In my opinion, the article does not give too many examples, but using my understanding of non-compete clauses I can give some examples. Time and geographical limitations in non-compete clauses in the medical profession typically depend very heavily on how specialized a doctors practice is. For example a neurologist can limit a former practicing neurologist from working within 30 miles of the practice in which the young neurologist left. However, the geographical limitation for a general practice/family doctor would be much less than 30 miles maybe as little as 5 miles. Non-complete provisions restricting lawyers from practicing law are completely unenforceable. My hair stylist who works for a big salon and cuts my hair is not allowed to open her own salon within 5 miles of the salon and 3 years after leaving the salon. She may not even cut hair for her friends and family in her own house.

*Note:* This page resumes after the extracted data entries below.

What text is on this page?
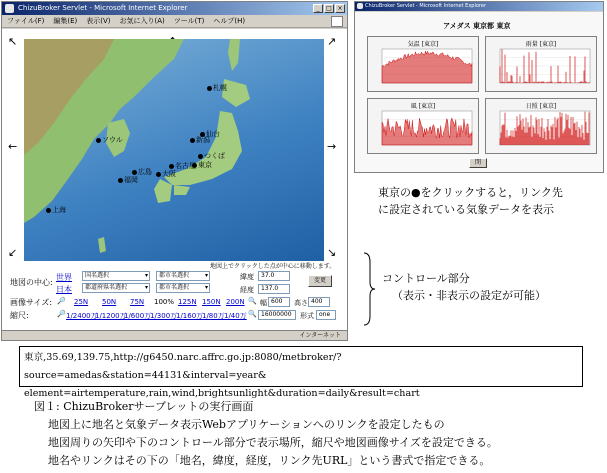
ChizuBroker Servlet - Microsoft Internet Explorer	_	□ ×
ファイル(F) 編集(E) 表示(V) お気に入り(A) ツール(T) ヘルプ(H)
↖	↗
←	→
↙	↘
札幌
ソウル	新潟
仙台
つくば
東京
広島
名古屋
大阪
福岡
上海
地図上でクリックした点が中心に移動します。
地図の中心:
世界
日本
国名選択 ▾	都市名選択 ▾
都道府県名選択 ▾	都市名選択 ▾
緯度	37.0
経度	137.0
変更
画像サイズ: 🔎 25N 50N 75N 100% 125N 150N 200N 🔍 幅 600	高さ 400
縮尺:	🔎 1/2400万
1/1200万
1/600万
1/300万
1/160万
1/80万 1/40万 🔍 16000000	形式 one
インターネット
ChizuBroker Servlet - Microsoft Internet Explorer
アメダス 東京都 東京
気温 [東京]	雨量 [東京]
風 [東京]	日照 [東京]
閉
東京の●をクリックすると，リンク先
に設定されている気象データを表示
コントロール部分
（表示・非表示の設定が可能）
東京,35.69,139.75,http://g6450.narc.affrc.go.jp:8080/metbroker/?source=amedas&station=44131&interval=year&
element=airtemperature,rain,wind,brightsunlight&duration=daily&result=chart
図１: ChizuBrokerサーブレットの実行画面
地図上に地名と気象データ表示Webアプリケーションへのリンクを設定したもの
地図周りの矢印や下のコントロール部分で表示場所，縮尺や地図画像サイズを設定できる。
地名やリンクはその下の「地名，緯度，経度，リンク先URL」という書式で指定できる。
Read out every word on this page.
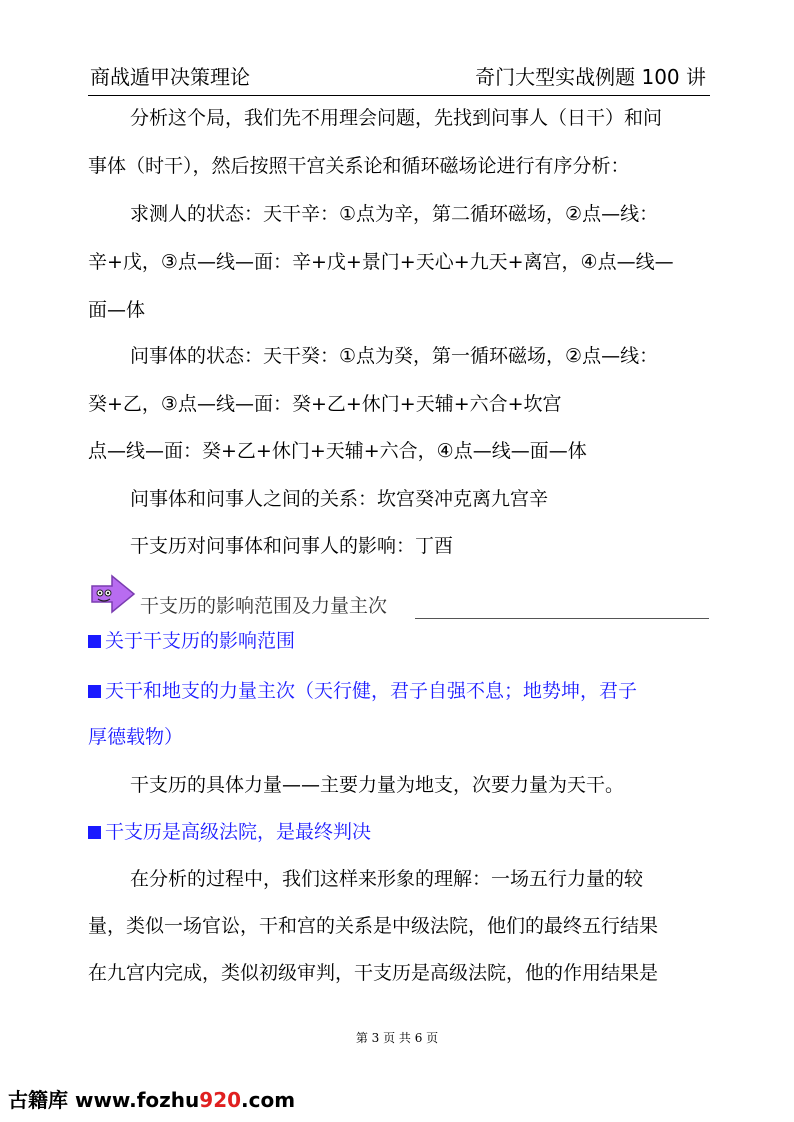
商战遁甲决策理论	奇门大型实战例题 100 讲
分析这个局，我们先不用理会问题，先找到问事人（日干）和问
事体（时干），然后按照干宫关系论和循环磁场论进行有序分析：
求测人的状态：天干辛：①点为辛，第二循环磁场，②点—线：
辛+戊，③点—线—面：辛+戊+景门+天心+九天+离宫，④点—线—
面—体
问事体的状态：天干癸：①点为癸，第一循环磁场，②点—线：
癸+乙，③点—线—面：癸+乙+休门+天辅+六合+坎宫
点—线—面：癸+乙+休门+天辅+六合，④点—线—面—体
问事体和问事人之间的关系：坎宫癸冲克离九宫辛
干支历对问事体和问事人的影响：丁酉
干支历的影响范围及力量主次
关于干支历的影响范围
天干和地支的力量主次（天行健，君子自强不息；地势坤，君子
厚德载物）
干支历的具体力量——主要力量为地支，次要力量为天干。
干支历是高级法院，是最终判决
在分析的过程中，我们这样来形象的理解：一场五行力量的较
量，类似一场官讼，干和宫的关系是中级法院，他们的最终五行结果
在九宫内完成，类似初级审判，干支历是高级法院，他的作用结果是
第 3 页 共 6 页
古籍库 www.fozhu920.com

In summary, non-compete clauses are helpful in protecting entrepreneurs expanding their business yet the restrictions cannot be too restrictive or broad or else they will not be enforced by a court of law. “While a court may modify an unreasonable term or terms of a non-compete agreement, it can also invalidate an entire agreement if it finds credible evidence that the employer deliberately included overly broad language that renders an agreement unreasonable and oppressive.”
Cecylia is an accounting major at the Feliciano School of Business, Montclair State University, Class of 2018.